Workplace Gender Discrimination and Your BMI
Women, but not men, are paid less when they're considered overweight
It has taken decades to assemble legislation and case law that recognize a woman’s right to demand equal pay for equal work. Even then, it remains, in practice, a long way off: Recent research shows the gender wage gap at just under 20%, with women earning 82 cents for every $1 earned by men as of 2018.
Seemingly still beyond the reach of the law in almost every locale in the U.S., however, is a bizarre and related form of discrimination: paying women less because they're overweight.
You might ask why this constitutes gender discrimination. After all, men are no less likely to struggle with their weight than women, with more than 70% of U.S. adults either overweight or obese. But here’s the catch: Men mostly don’t see the effects in their paycheck, while women do. And, according to a 2019 Supreme Court decision, if an employer will tolerate something in a male employee that it won’t in a female one, it’s discrimination “because of sex.”
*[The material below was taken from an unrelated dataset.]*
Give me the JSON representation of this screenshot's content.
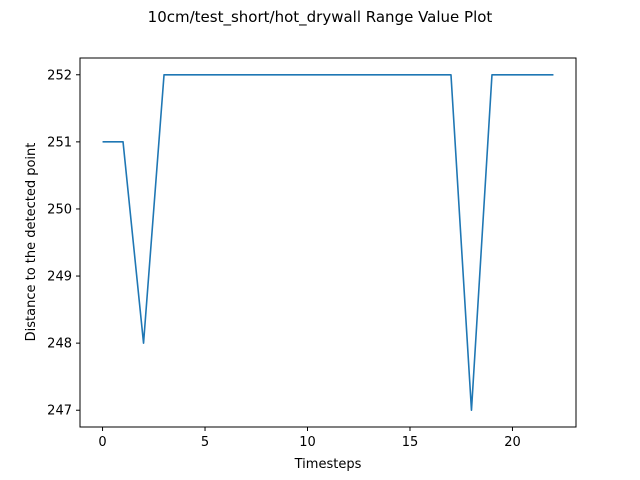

Research in the Journal of Human Resources, as early as 2004, found that for white women in the workplace a difference in weight of two standard deviations, or approximately 65 pounds, is associated with a difference in wages of 9%. The effect was only slightly less acute for women of color: Black women’s wages were 5% lower for a similar weight difference; Hispanic women saw a wage decrease of 6.8%.
Being overweight dinged wages as badly as having 1.5 fewer years of education or three fewer years of work experience. For white men, being overweight had an impact “not significantly different from zero,” writes the paper’s author, John Cawley; Black men at higher weights actually earned higher wages; Hispanic men who were overweight suffered a wage penalty.
The fact that most men don’t experience weight-related pay discrimination reveals the several possible “reasons” explored by researchers — “low self-esteem” making women less likely to ask for a raise; hypothetically higher healthcare costs — for what they are: excuses.
Instead, weight discrimination seems to relate to sexist expectations of how women are supposed to look. A National Bureau of Economic Research study found when it comes to discrimination, a woman’s body mass index (BMI) often serves as a proxy for attractiveness.
Women’s wages actually seem to start to fall even before conventional cut-offs for “obesity” or “overweight,” while still within the “healthy” weight range. For women, the “optimum” BMI from a wage perspective is 22.8. For men, it’s a significantly higher, and technically overweight, 26.7.
Appearance-based discrimination is nothing new, often bound up with gender expectations. In one 1988 case, a woman up for partner at a major accounting firm was passed over for promotion because her male peers said she was too “macho” and in need of “a course at charm school.” She was advised to “dress more femininely, wear make-up, have her hair styled, and wear jewelry.”
These same expectations are often made worse by racism. Black women who have natural, unstraightened hair, whether curly or in braids, received lower scores on professionalism and competence compared to other types of candidates, a recent Social Psychological and Personality Science journal article reported.
In the case of weight discrimination, roughly 7% makes a profound difference over time. Suppose you earn $45,000 a year. After rent, taxes, the cost of living and everything else, you manage to put $5,000 a year toward retirement — roughly 11% of your earnings. With a rate of return of 7% and no employer matching, you’ll accumulate nearly $650,000 over 35 years.
But let’s say you’re subject to a 7% weight penalty and earn $42,000. You’re earning less, but your costs don’t change, giving you just $2,000 to put toward your retirement. Over the same period, your 401(k) will be worth just $195,000.
The kinds of jobs that are especially affected by this weight discrimination, according to a separate paper published in Sociological Forum, are often less well-paying ones. As women move up the ladder, if they’re permitted to, the difference grows less significant. For blue collar and clerical workers, whose wages may be set by the hour, it also doesn’t seem to make a difference.
As a worker, what can you do? A good start: Know what you ought to be paid, so you have a better sense of whether you’re indeed being discriminated against. Sites such as Salary.com, Glassdoor and Salary List help you see what your peers earn.
Only the state of Michigan, and certain cities and local areas, including San Francisco and the District of Columbia, make it explicitly illegal to discriminate against employees based on weight. The Americans with Disabilities Act may offer protection if your weight is related to a health condition or prevents you from performing particular life activities.
Thinking of this as sexual discrimination may ultimately be more effective. In a Supreme Court case decided in June 2020, the court found: “Nor does it matter that, when an employer treats one employee worse because of that individual’s sex, other factors may contribute to the decision.
Consider an employer with a policy of firing any woman he discovers to be a Yankees fan. Carrying out that rule because an employee is a woman and a fan of the Yankees is a firing ‘because of sex’ if the employer would have tolerated the same allegiance in a male employee.” Read the opinion here.
If you think you’re being discriminated against, begin by taking careful notes. Learn the legal standard in your state. Workplace Fairness is a good website resource, to walk you through your rights, options and best course of action. Sometimes, merely explaining to a boss (or human resources) the facts and your understanding of the law, in a nonconfrontational manner, can get them to recognize the discrimination and address the pay penalty.